Marcelo: “Nunca nos esqueçamos disto: somos uma pátria de emigrantes”

Presidente da República recordou os portugueses que saíram do país em busca de melhores condições de vida e deixou alerta, no discurso do 10 de Junho. “Estranho será que não queiramos para os emigrantes dos outros o que queremos para os nossos”, disse no Funchal.



O Presidente da República, Marcelo Rebelo de Sousa, deixou um forte recado de cariz social durante o seu discurso do 10 de Junho no Funchal, na Madeira, esta quinta-feira. Durante o discurso oficial, o Chefe de Estado lembrou o passado emigrante de Portugal para dizer que, tal cenário, deve levar a que os portugueses queiram igualmente as melhores condições para quem escolhe o país para viver

“Nunca nos esqueçamos disto: somos uma Pátria de emigrantes e, por isso, estranho será que, além de não fazemos mais pelos nossos emigrantes, não queiramos para os emigrantes dos outros o que queremos para os nossos”, frisou Marcelo, que destacou a importância dos imigrantes para a taxa de natalidade portuguesa e para o facto de terem sido essenciais para manter em funcionamento alguns sectores da sociedade, como a construção civil, durante a pandemia de covid-19.

“Não nos esqueçamos de agradecer aos irmãos de nacionalidade que, por esse mundo foram, criam ‘Portugais’ e aos irmãos de humanidade que criam Portugal”, sugeriu igualmente.

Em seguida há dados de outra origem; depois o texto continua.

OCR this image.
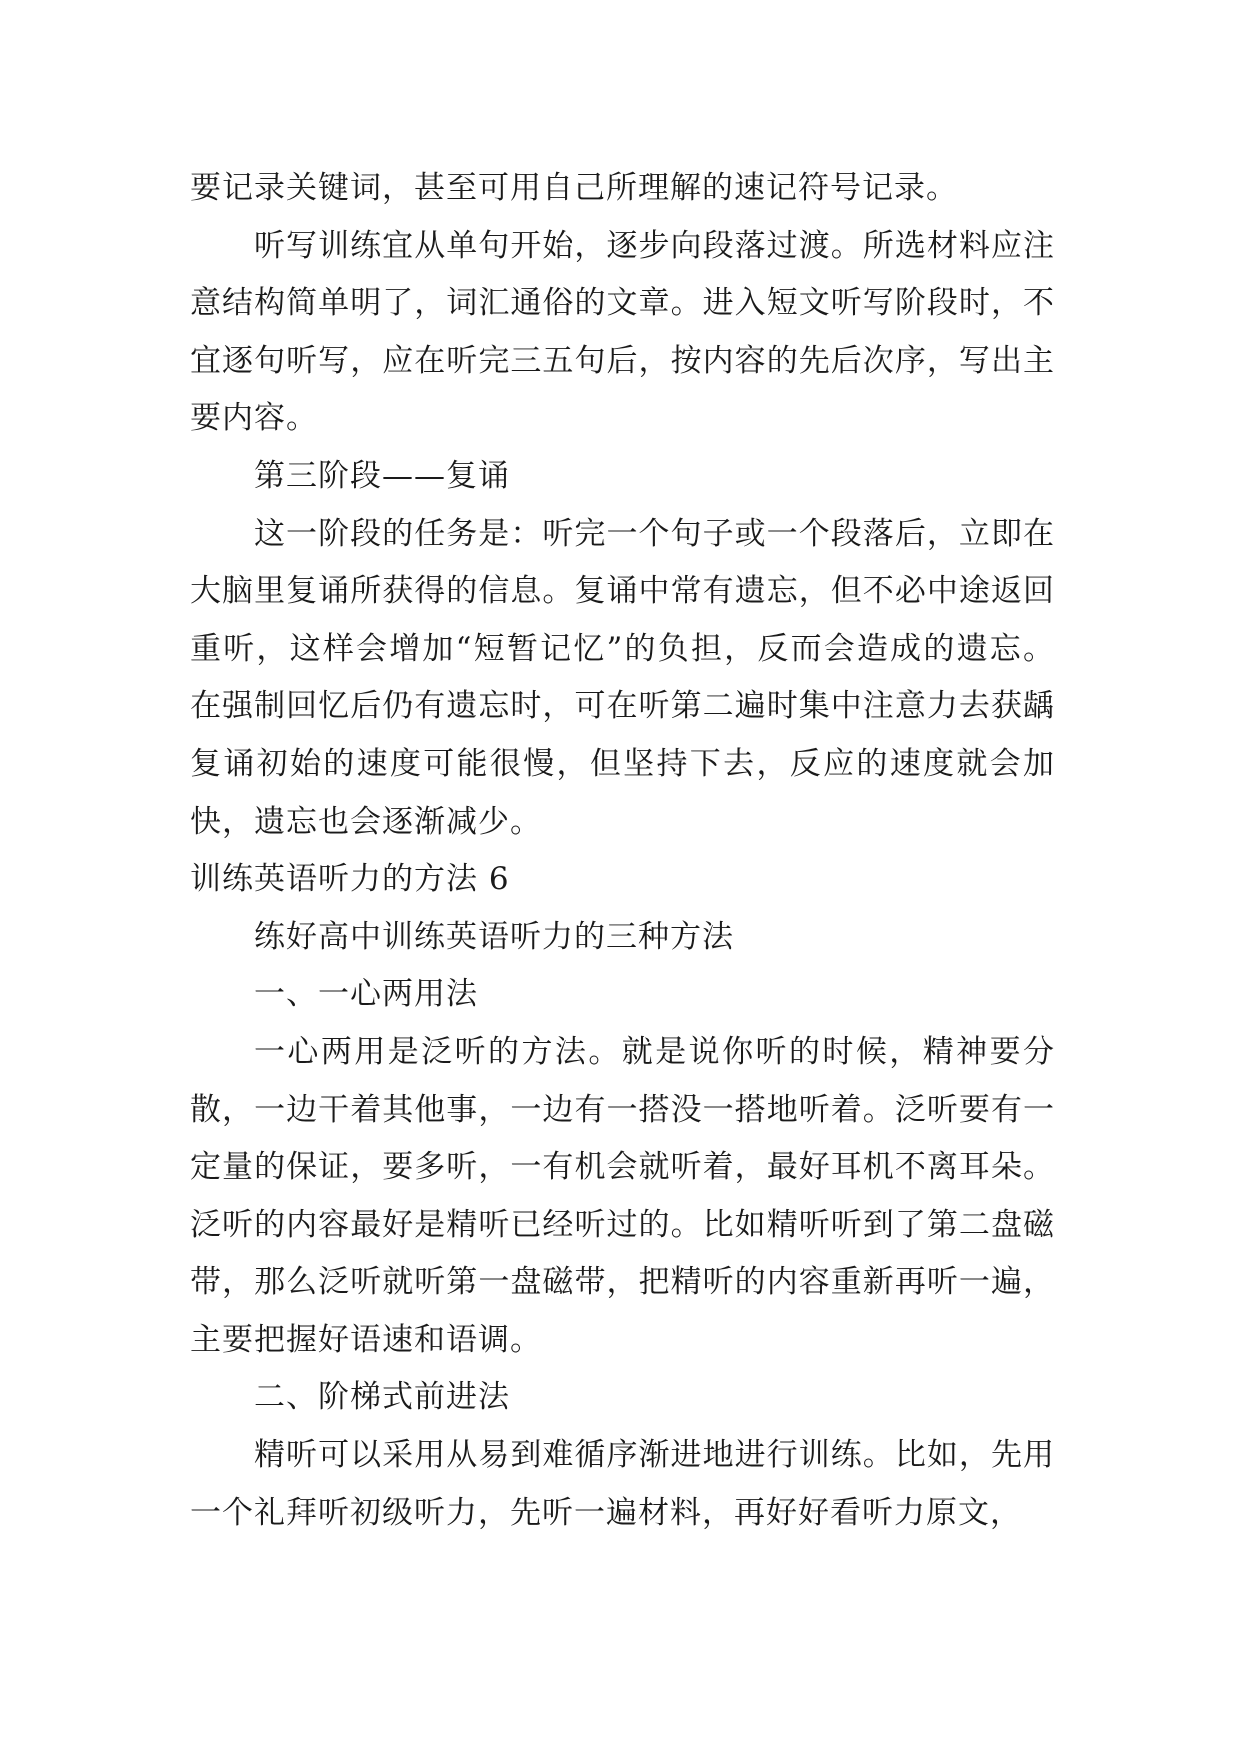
要记录关键词，甚至可用自己所理解的速记符号记录。

听写训练宜从单句开始，逐步向段落过渡。所选材料应注意结构简单明了，词汇通俗的文章。进入短文听写阶段时，不宜逐句听写，应在听完三五句后，按内容的先后次序，写出主要内容。

第三阶段——复诵

这一阶段的任务是：听完一个句子或一个段落后，立即在大脑里复诵所获得的信息。复诵中常有遗忘，但不必中途返回重听，这样会增加“短暂记忆”的负担，反而会造成的遗忘。在强制回忆后仍有遗忘时，可在听第二遍时集中注意力去获龋复诵初始的速度可能很慢，但坚持下去，反应的速度就会加快，遗忘也会逐渐减少。

训练英语听力的方法 6

练好高中训练英语听力的三种方法

一、一心两用法

一心两用是泛听的方法。就是说你听的时候，精神要分散，一边干着其他事，一边有一搭没一搭地听着。泛听要有一定量的保证，要多听，一有机会就听着，最好耳机不离耳朵。泛听的内容最好是精听已经听过的。比如精听听到了第二盘磁带，那么泛听就听第一盘磁带，把精听的内容重新再听一遍，主要把握好语速和语调。

二、阶梯式前进法

精听可以采用从易到难循序渐进地进行训练。比如，先用一个礼拜听初级听力，先听一遍材料，再好好看听力原文，
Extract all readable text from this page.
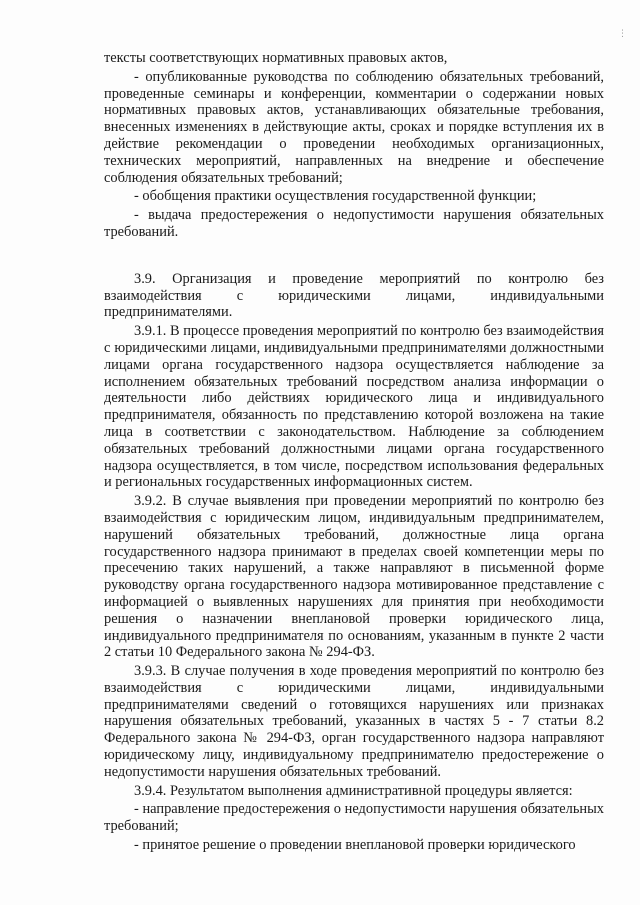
⋮

тексты соответствующих нормативных правовых актов,

- опубликованные руководства по соблюдению обязательных требований, проведенные семинары и конференции, комментарии о содержании новых нормативных правовых актов, устанавливающих обязательные требования, внесенных изменениях в действующие акты, сроках и порядке вступления их в действие рекомендации о проведении необходимых организационных, технических мероприятий, направленных на внедрение и обеспечение соблюдения обязательных требований;

- обобщения практики осуществления государственной функции;

- выдача предостережения о недопустимости нарушения обязательных требований.

3.9. Организация и проведение мероприятий по контролю без взаимодействия с юридическими лицами, индивидуальными предпринимателями.

3.9.1. В процессе проведения мероприятий по контролю без взаимодействия с юридическими лицами, индивидуальными предпринимателями должностными лицами органа государственного надзора осуществляется наблюдение за исполнением обязательных требований посредством анализа информации о деятельности либо действиях юридического лица и индивидуального предпринимателя, обязанность по представлению которой возложена на такие лица в соответствии с законодательством. Наблюдение за соблюдением обязательных требований должностными лицами органа государственного надзора осуществляется, в том числе, посредством использования федеральных и региональных государственных информационных систем.

3.9.2. В случае выявления при проведении мероприятий по контролю без взаимодействия с юридическим лицом, индивидуальным предпринимателем, нарушений обязательных требований, должностные лица органа государственного надзора принимают в пределах своей компетенции меры по пресечению таких нарушений, а также направляют в письменной форме руководству органа государственного надзора мотивированное представление с информацией о выявленных нарушениях для принятия при необходимости решения о назначении внеплановой проверки юридического лица, индивидуального предпринимателя по основаниям, указанным в пункте 2 части 2 статьи 10 Федерального закона № 294-ФЗ.

3.9.3. В случае получения в ходе проведения мероприятий по контролю без взаимодействия с юридическими лицами, индивидуальными предпринимателями сведений о готовящихся нарушениях или признаках нарушения обязательных требований, указанных в частях 5 - 7 статьи 8.2 Федерального закона № 294-ФЗ, орган государственного надзора направляют юридическому лицу, индивидуальному предпринимателю предостережение о недопустимости нарушения обязательных требований.

3.9.4. Результатом выполнения административной процедуры является:

- направление предостережения о недопустимости нарушения обязательных требований;

- принятое решение о проведении внеплановой проверки юридического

Durante o discurso, o Presidente da República apelou ainda a que se reconstrua “o tecido social ferido pela pandemia” e não se desperdice fundos europeus transformando-os numa “chuva de benesses para alguns”.

“A terra, esta terra exige mais de nós, que o não esqueçamos nos próximos anos, não nos limitando a remendar o tecido social ferido pela pandemia. Reconstruamos esse tecido a pensar em 2030, 2040, 2050”, declarou.

Perante o presidente da Assembleia da República, o primeiro-ministro, e o presidente do Governo Regional da Madeira, o chefe de Estado defendeu que “é necessário agir em conjunto, com organização, transparência, eficácia, responsabilidade, resultados duradouros” e acrescentou: “Que tudo façamos para o conseguir”.

Depois, o Presidente da República referiu-se aos fundos europeus, afirmando: “É necessário ter nestes anos um apelo à convergência para aproveitar recursos, recriar espírito novo de futuro para todos, e não uma chuva de benesses para alguns, que se veja com olhos de interesse colectivo e não com olhos de egoísmos pessoais ou de grupo”.

“Este 10 de Junho interpela-nos a não desperdiçarmos o acicato dos fundos que nos podem ajudar evitando deles fazer, em pequeno e por curtos anos, o que fizemos tantas vezes na nossa História, com o ouro, com as especiarias, com a prata, mais perto de nós com alguns dos dinheiros comunitários, sendo uma terra de passagem para outros destinos ou porto de abrigo para muitos poucos de nós”, reforçou.

Marcelo Rebelo de Sousa, que no seu discurso pediu também que se aposte mais no mar, deixou a seguinte mensagem antes de elencar estes objectivos, sem nomear ninguém: “Portugueses, não serão as imensidades destes desafios que nos vão desviar do nosso futuro. Que se desenganem os profetas da nossa decadência ou da nossa finitude”.

“Portugueses, ainda mais aposta no mar, ainda mais vontade de não desperdiçar um cêntimo que nos chegue à nossa terra, ainda mais sentido nacional lembrando e apoiando os nossos compatriotas que vivem no nosso território espiritual, na nossa alma, que é muito maior do que o nosso território físico”, resumiu.

Na sua intervenção, de 15 minutos, o Presidente da República considerou que a doença covid-19 “surgiu e tudo ou quase tudo suspendeu, adiou, atropelou, atingiu” e situou este Dia de Portugal “no fim ou quase no fim de uma pandemia tão longa e dolorosa”.

A cerimónia, na Praça da Autonomia e na Avenida do Mar, no Funchal, incluiu uma homenagem aos mortos e uma intervenção da médica Carmo Caldeira, directora do serviço de cirurgia do Hospital Dr. Nélio Mendonça, que o chefe de Estado escolheu para presidir à comissão organizadora destas comemorações, simbolicamente, tendo em conta a actual conjuntura da pandemia provocada pelo SARS-CoV-2.